The process of cross-linking has been utilized to improve the wear resistance of polyethylene. Some hip simulator studies have shown that the cross-linking process can reduce the type of wear that occurs in acetabular components by >95% [18, 23, 24]. Pre-clinical wear simulations are necessary to predict and quantify the consequent hip prostheses functionality. The aim of the present study was to validate a micro-CT based procedure to assess the wear of commercially available different configurations of polyethylene acetabular cups. In this light, the gravimetric quantification method of wear was considered the reference value. The two methods were found to be correlated and in agreement with mean difference in the order of 11%. The highest percentage difference (≅45%) was registered for the least worn component (XLPE_1).
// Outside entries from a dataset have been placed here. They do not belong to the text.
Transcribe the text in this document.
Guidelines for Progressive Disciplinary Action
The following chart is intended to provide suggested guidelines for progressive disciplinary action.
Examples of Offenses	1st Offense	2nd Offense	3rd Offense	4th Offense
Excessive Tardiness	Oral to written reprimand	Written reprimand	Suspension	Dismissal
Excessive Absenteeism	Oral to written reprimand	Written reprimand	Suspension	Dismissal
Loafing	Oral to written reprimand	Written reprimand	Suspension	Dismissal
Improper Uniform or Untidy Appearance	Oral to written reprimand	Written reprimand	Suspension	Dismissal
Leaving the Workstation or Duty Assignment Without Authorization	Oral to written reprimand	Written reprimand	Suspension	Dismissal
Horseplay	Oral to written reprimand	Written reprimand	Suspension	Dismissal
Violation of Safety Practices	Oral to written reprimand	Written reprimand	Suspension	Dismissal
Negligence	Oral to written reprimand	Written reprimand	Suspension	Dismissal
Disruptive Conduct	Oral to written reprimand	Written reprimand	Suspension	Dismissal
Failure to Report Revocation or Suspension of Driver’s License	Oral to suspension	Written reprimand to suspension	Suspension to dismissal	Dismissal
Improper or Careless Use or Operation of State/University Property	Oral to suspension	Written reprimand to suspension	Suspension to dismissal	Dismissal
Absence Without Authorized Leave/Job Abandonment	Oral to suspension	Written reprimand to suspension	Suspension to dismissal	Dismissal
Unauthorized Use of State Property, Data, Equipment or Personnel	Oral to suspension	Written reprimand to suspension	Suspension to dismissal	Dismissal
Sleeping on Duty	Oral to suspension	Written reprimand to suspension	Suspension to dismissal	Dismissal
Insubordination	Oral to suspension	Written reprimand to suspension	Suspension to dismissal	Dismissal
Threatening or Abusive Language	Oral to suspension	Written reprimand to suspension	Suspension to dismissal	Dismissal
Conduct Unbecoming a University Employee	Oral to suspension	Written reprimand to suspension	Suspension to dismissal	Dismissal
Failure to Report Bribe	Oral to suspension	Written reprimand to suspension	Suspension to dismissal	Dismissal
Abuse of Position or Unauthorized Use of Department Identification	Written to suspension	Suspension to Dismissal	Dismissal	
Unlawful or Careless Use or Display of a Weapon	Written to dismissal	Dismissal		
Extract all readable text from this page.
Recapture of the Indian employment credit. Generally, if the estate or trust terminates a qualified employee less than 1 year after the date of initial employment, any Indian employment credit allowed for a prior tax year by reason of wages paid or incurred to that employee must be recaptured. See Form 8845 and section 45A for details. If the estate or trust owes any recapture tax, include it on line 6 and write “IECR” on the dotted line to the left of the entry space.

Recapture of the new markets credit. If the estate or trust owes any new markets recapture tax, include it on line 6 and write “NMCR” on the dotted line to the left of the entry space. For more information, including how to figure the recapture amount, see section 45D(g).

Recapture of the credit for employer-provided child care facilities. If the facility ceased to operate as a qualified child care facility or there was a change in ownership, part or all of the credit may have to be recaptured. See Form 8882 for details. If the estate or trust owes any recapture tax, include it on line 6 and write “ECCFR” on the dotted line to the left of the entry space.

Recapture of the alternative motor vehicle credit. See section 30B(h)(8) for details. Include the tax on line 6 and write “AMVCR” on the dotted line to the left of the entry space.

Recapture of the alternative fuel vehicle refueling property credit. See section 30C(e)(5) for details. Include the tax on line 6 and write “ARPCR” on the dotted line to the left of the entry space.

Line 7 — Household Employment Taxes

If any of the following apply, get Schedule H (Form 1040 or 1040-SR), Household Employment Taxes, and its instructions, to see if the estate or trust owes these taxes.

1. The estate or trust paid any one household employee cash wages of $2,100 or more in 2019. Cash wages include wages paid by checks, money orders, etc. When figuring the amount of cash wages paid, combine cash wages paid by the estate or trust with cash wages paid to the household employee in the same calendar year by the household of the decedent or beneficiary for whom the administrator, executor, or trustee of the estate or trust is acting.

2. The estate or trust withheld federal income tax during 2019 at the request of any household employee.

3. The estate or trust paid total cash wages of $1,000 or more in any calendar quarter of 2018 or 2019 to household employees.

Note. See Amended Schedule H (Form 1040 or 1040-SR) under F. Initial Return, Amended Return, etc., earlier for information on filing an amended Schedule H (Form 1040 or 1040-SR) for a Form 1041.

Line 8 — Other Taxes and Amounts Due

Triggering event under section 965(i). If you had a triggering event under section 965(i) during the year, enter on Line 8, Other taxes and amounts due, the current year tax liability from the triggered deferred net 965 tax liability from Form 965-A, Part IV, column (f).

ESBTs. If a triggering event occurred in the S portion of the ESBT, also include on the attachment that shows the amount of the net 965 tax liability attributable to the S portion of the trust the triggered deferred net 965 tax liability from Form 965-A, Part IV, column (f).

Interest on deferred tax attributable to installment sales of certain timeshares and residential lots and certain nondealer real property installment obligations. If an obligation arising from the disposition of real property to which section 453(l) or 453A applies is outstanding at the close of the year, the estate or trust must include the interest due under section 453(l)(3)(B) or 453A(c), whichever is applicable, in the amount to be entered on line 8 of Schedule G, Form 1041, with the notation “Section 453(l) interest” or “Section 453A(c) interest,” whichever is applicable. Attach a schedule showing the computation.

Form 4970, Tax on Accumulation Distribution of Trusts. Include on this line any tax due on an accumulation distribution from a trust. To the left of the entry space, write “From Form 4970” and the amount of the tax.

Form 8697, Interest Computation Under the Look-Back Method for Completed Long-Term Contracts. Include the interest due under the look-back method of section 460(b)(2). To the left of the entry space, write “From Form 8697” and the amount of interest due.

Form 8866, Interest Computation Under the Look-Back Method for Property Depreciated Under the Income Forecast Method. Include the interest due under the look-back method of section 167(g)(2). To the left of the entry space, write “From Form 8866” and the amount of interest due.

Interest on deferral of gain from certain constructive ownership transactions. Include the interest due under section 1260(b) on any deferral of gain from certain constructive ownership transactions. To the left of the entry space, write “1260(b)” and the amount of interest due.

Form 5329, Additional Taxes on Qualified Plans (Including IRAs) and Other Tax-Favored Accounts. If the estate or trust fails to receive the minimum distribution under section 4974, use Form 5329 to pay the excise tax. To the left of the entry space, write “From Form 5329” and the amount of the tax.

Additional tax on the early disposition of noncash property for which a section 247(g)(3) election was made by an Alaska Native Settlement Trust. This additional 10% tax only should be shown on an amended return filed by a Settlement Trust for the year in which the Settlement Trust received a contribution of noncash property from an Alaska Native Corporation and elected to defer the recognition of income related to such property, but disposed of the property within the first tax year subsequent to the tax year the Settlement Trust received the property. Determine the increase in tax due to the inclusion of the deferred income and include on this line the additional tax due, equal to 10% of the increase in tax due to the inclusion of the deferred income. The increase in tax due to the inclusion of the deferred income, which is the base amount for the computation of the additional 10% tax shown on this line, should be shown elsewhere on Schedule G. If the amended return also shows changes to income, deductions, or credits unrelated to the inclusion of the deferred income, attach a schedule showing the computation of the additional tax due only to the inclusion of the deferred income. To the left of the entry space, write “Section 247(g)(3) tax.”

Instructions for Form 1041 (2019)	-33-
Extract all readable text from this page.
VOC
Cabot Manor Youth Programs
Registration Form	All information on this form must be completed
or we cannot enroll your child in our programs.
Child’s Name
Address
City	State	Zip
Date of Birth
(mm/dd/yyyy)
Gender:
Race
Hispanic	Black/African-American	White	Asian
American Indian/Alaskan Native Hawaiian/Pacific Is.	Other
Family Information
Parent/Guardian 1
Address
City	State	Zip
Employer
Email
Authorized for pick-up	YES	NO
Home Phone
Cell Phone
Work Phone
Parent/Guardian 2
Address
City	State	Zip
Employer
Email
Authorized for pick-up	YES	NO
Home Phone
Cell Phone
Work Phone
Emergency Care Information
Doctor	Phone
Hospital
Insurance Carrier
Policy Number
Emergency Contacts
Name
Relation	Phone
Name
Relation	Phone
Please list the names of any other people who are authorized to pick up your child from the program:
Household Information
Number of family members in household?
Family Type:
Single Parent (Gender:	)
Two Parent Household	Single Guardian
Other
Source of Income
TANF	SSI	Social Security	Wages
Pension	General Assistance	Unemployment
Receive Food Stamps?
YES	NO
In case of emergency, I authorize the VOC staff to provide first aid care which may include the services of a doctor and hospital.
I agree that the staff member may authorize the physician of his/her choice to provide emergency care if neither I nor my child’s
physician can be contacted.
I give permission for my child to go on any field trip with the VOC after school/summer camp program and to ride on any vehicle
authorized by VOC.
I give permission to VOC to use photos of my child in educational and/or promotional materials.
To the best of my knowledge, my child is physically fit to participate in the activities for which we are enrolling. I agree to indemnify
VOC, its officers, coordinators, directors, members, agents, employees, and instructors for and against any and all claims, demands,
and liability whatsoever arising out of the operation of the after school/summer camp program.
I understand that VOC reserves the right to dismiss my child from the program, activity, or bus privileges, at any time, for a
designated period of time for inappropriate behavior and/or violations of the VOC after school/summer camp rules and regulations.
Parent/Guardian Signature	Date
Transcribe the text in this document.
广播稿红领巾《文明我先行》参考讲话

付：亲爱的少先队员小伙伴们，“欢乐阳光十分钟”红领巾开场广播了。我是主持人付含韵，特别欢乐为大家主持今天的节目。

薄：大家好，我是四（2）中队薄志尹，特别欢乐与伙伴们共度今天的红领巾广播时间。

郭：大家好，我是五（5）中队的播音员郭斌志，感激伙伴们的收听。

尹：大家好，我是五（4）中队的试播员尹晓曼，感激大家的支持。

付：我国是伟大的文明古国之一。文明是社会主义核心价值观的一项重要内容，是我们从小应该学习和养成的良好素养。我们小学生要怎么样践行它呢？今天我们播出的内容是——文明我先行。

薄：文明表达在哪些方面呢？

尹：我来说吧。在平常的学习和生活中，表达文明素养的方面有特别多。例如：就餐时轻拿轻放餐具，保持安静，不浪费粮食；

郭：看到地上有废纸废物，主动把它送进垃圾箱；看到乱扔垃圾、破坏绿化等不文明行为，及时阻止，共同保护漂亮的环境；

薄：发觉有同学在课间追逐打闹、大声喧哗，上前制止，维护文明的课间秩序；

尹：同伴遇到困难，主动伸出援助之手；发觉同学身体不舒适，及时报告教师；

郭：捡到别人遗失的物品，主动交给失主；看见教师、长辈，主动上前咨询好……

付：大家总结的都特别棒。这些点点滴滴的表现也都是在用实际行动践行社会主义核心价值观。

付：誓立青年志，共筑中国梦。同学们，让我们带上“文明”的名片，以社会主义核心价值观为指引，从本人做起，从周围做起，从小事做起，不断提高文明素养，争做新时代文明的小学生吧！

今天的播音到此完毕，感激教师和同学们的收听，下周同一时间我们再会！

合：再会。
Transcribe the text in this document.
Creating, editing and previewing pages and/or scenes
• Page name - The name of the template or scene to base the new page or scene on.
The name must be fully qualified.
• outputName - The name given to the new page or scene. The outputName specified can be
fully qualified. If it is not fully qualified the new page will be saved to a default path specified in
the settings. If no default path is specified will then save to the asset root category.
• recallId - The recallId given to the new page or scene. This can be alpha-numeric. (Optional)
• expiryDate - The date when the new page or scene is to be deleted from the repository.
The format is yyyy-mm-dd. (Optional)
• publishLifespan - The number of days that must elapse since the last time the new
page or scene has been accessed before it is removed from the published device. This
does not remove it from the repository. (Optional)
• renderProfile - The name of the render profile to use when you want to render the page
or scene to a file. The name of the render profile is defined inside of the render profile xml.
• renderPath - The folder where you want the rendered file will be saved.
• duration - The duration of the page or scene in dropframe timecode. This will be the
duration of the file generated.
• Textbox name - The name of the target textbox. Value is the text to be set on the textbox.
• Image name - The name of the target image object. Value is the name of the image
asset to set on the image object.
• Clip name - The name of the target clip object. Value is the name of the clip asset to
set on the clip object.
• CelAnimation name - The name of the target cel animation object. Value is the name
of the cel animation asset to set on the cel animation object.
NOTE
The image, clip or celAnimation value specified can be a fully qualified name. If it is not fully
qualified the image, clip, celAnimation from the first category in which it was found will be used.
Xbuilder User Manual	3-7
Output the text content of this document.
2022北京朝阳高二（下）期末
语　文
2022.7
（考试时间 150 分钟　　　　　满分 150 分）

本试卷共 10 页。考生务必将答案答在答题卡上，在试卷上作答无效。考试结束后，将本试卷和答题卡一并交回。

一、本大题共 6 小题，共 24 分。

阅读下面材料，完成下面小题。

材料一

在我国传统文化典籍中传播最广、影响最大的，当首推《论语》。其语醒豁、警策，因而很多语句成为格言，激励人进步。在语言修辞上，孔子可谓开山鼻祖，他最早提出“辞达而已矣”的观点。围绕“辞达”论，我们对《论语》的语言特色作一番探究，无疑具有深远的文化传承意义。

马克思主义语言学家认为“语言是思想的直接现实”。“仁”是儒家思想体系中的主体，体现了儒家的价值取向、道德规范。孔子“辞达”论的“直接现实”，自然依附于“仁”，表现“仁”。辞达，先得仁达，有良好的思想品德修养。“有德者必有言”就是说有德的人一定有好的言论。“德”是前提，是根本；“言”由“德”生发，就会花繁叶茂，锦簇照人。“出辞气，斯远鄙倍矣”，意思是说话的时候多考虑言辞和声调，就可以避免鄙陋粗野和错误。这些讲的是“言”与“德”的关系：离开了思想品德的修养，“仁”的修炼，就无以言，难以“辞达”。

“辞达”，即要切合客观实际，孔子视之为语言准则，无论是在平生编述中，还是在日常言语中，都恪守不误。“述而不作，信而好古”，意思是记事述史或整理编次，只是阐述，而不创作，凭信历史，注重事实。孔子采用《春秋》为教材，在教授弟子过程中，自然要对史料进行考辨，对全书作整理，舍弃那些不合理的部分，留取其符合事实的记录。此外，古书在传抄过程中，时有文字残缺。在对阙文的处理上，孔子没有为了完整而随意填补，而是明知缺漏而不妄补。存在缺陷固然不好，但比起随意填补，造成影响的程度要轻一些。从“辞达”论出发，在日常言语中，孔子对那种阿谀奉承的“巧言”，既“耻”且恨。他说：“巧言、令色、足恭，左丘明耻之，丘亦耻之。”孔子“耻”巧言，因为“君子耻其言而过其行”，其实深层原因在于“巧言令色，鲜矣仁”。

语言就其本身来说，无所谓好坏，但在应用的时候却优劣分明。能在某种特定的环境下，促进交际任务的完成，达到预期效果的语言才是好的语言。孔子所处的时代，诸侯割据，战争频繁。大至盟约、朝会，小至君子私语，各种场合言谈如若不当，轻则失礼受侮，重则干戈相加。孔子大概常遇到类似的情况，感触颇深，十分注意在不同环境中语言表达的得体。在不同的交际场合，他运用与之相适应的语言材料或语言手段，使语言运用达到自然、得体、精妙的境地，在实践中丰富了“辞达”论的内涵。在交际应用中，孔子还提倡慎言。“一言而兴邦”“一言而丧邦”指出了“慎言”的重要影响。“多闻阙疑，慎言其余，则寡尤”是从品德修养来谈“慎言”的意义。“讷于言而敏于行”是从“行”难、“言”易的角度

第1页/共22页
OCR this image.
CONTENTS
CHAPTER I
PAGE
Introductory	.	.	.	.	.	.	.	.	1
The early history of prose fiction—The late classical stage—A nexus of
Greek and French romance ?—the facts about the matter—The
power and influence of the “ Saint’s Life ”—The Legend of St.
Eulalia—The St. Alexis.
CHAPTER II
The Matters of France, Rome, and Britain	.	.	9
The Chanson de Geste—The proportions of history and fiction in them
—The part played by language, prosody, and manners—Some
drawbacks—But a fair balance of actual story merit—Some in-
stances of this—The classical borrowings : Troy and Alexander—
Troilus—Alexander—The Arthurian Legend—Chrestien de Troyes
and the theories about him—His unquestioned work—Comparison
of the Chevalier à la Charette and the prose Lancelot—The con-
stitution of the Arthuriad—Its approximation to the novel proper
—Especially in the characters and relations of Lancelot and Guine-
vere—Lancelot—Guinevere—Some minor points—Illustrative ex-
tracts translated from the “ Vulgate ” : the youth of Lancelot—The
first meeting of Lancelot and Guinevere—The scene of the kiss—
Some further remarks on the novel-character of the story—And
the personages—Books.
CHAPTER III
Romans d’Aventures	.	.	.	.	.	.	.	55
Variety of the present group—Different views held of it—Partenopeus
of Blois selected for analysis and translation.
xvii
The differences are not only due to the uncertainty of CT wear measurements, but also to the uncertainty of the density value. Furthermore, although the gravimetric method is currently considered the gold standard, it is also unavoidably affected by uncertainties of measurements.
The results obtained from the approach presented in this work produced important improvements on the wear measurement techniques used for the total hip replacement. From the obtained results, it can be concluded that micro-CT and gravimetric measurements of wear are in agreement, provided that micro-CT dimensional measurements are performed under temperature control and that metrological performance verification and systematic errors correction are adopted to allow metrological use of micro-CT. Despite this adopted methodology for wear loss characterization requires further works in order to improve its reliability and accuracy, it has the potential to become a new reference method in wear assessment of UHMWPE components. In fact, the micro-CT method can be useful to determine the location of wear and to analyze how wear distribution for the investigated specimens change by the effect of different loads.